史上最多メダルを支えた、マルチサポートハウス。~ロンドンで機能した“前線基地”~<Number Web> photograph by NIKKAN SPORTS/AFLO

 ロンドン五輪で史上最高となる38個のメダルを獲得した日本選手団。選手個々の大奮闘はもちろんだが、彼らを支えた体制の充実も見逃せない。

 とりわけアスリートたちから評価が高かったのが「マルチサポートハウス」だ。

 マルチサポートハウスとは、選手のコンディショニングや疲労回復、食事などの栄養面をサポートするために、国が5億4000万円を投じ、国立スポーツ科学センターが設置した支援拠点。前回の北京五輪でアメリカなどが同種の施設を整備して結果をあげたが、日本は'10年の広州アジア大会から導入していた。

 ロンドンでは、選手村から徒歩10分の距離にある、普段は劇場として使われている建物を利用。交代浴ができるリカバリープール、ミーティングなどに使えるスペース、高気圧酸素カプセルや高反発マットレスパッド「エアウィーヴ」のほか、栄養士や情報分析スタッフが常駐するなど、選手を多角的に支援する場として機能した。

 開設期間中には延べ4200人の選手・スタッフが利用したが、その使い方は人それぞれだったようだ。

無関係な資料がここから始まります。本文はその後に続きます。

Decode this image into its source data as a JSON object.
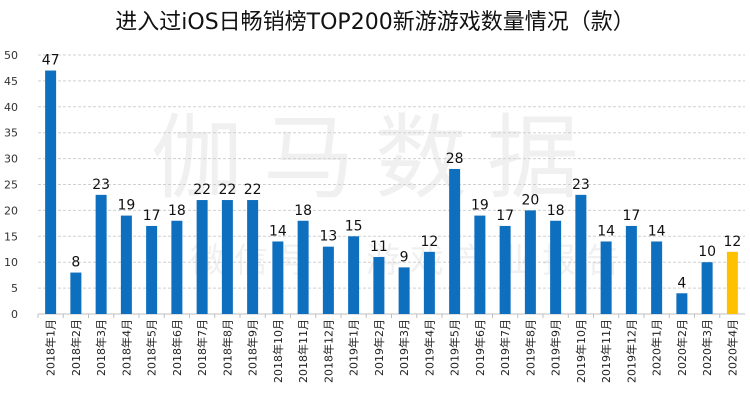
{
  "chart_data": {
    "type": "bar",
    "title": "进入过iOS日畅销榜TOP200新游游戏数量情况（款）",
    "categories": [
      "2018年1月",
      "2018年2月",
      "2018年3月",
      "2018年4月",
      "2018年5月",
      "2018年6月",
      "2018年7月",
      "2018年8月",
      "2018年9月",
      "2018年10月",
      "2018年11月",
      "2018年12月",
      "2019年1月",
      "2019年2月",
      "2019年3月",
      "2019年4月",
      "2019年5月",
      "2019年6月",
      "2019年7月",
      "2019年8月",
      "2019年9月",
      "2019年10月",
      "2019年11月",
      "2019年12月",
      "2020年1月",
      "2020年2月",
      "2020年3月",
      "2020年4月"
    ],
    "values": [
      47,
      8,
      23,
      19,
      17,
      18,
      22,
      22,
      22,
      14,
      18,
      13,
      15,
      11,
      9,
      12,
      28,
      19,
      17,
      20,
      18,
      23,
      14,
      17,
      14,
      4,
      10,
      12
    ],
    "ylim": [
      0,
      50
    ],
    "yticks": [
      0,
      5,
      10,
      15,
      20,
      25,
      30,
      35,
      40,
      45,
      50
    ],
    "grid": true,
    "xlabel": "",
    "ylabel": "",
    "colors": {
      "bar": "#0F6FBF",
      "highlight": "#FFC000",
      "highlight_index": 27
    }
  },
  "watermark": {
    "main": "伽马数据",
    "sub": "微信号：游戏产业报告"
  }
}
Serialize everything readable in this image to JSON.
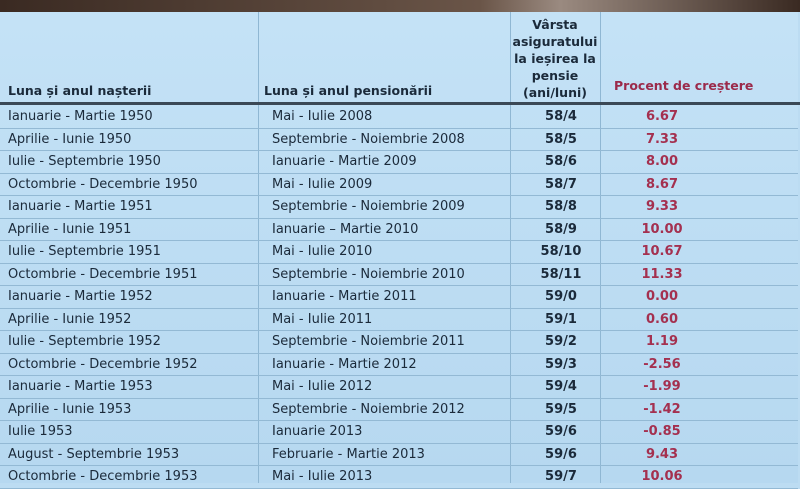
{
  "headers": {
    "birth": "Luna și anul nașterii",
    "retirement": "Luna și anul pensionării",
    "age_lines": [
      "Vârsta",
      "asiguratului",
      "la ieșirea la",
      "pensie",
      "(ani/luni)"
    ],
    "increase": "Procent de creștere"
  },
  "rows": [
    {
      "birth": "Ianuarie - Martie 1950",
      "retirement": "Mai - Iulie 2008",
      "age": "58/4",
      "increase": "6.67"
    },
    {
      "birth": "Aprilie - Iunie 1950",
      "retirement": "Septembrie - Noiembrie 2008",
      "age": "58/5",
      "increase": "7.33"
    },
    {
      "birth": "Iulie - Septembrie 1950",
      "retirement": "Ianuarie - Martie 2009",
      "age": "58/6",
      "increase": "8.00"
    },
    {
      "birth": "Octombrie - Decembrie 1950",
      "retirement": "Mai - Iulie 2009",
      "age": "58/7",
      "increase": "8.67"
    },
    {
      "birth": "Ianuarie - Martie 1951",
      "retirement": "Septembrie - Noiembrie 2009",
      "age": "58/8",
      "increase": "9.33"
    },
    {
      "birth": "Aprilie - Iunie 1951",
      "retirement": "Ianuarie – Martie 2010",
      "age": "58/9",
      "increase": "10.00"
    },
    {
      "birth": "Iulie - Septembrie 1951",
      "retirement": "Mai - Iulie 2010",
      "age": "58/10",
      "increase": "10.67"
    },
    {
      "birth": "Octombrie - Decembrie 1951",
      "retirement": "Septembrie - Noiembrie 2010",
      "age": "58/11",
      "increase": "11.33"
    },
    {
      "birth": "Ianuarie - Martie 1952",
      "retirement": "Ianuarie - Martie 2011",
      "age": "59/0",
      "increase": "0.00"
    },
    {
      "birth": "Aprilie - Iunie 1952",
      "retirement": "Mai - Iulie 2011",
      "age": "59/1",
      "increase": "0.60"
    },
    {
      "birth": "Iulie - Septembrie 1952",
      "retirement": "Septembrie - Noiembrie 2011",
      "age": "59/2",
      "increase": "1.19"
    },
    {
      "birth": "Octombrie - Decembrie 1952",
      "retirement": "Ianuarie - Martie 2012",
      "age": "59/3",
      "increase": "-2.56"
    },
    {
      "birth": "Ianuarie - Martie 1953",
      "retirement": "Mai - Iulie 2012",
      "age": "59/4",
      "increase": "-1.99"
    },
    {
      "birth": "Aprilie - Iunie 1953",
      "retirement": "Septembrie - Noiembrie 2012",
      "age": "59/5",
      "increase": "-1.42"
    },
    {
      "birth": "Iulie 1953",
      "retirement": "Ianuarie 2013",
      "age": "59/6",
      "increase": "-0.85"
    },
    {
      "birth": "August - Septembrie 1953",
      "retirement": "Februarie - Martie 2013",
      "age": "59/6",
      "increase": "9.43"
    },
    {
      "birth": "Octombrie - Decembrie 1953",
      "retirement": "Mai - Iulie 2013",
      "age": "59/7",
      "increase": "10.06"
    }
  ],
  "colors": {
    "background": "#bcdcf2",
    "increase_text": "#a4304f",
    "text": "#1b2a3a"
  }
}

 男子サッカーの永井謙佑など負傷した選手が訪れたのはもちろん、畳約100畳分の広さを誇る簡易道場は柔道やレスリングの選手が練習場所として活用。開会式で旗手を務めた吉田沙保里は、試合までの約10日間、ここで最終調整を行なっていたという。

具が「全然違う」選手村の味噌汁より、断然充実した日本食を提供。

 なかでも選手の口から度々聞かれたのが、日本食の提供など食事面での心強いサポートだ。体操団体で銀メダルを獲得した田中和仁は記者会見でこんな感謝の言葉を述べていた。

「選手村には色々と(食事の)コーナーはあるんですけど僕が食べられるものは少ない。肉は焼いただけで味がないし、味噌汁もそれっぽいけど、具の野菜が日本とは全然違うものが入っていたりして(苦笑)。マルチサポートハウスが近かったのでちょくちょく通ってました」

 モントリオール五輪の柔道金メダリストで、日本選手団の団長を務めた上村春樹氏は「自分たちの現役時代は海外で和食を食べられなかった」と、充実の体制に時代の変化を感じとっていた。

 ソチ、リオでも設置されれば、日本選手の頼もしい味方になってくれそうだ。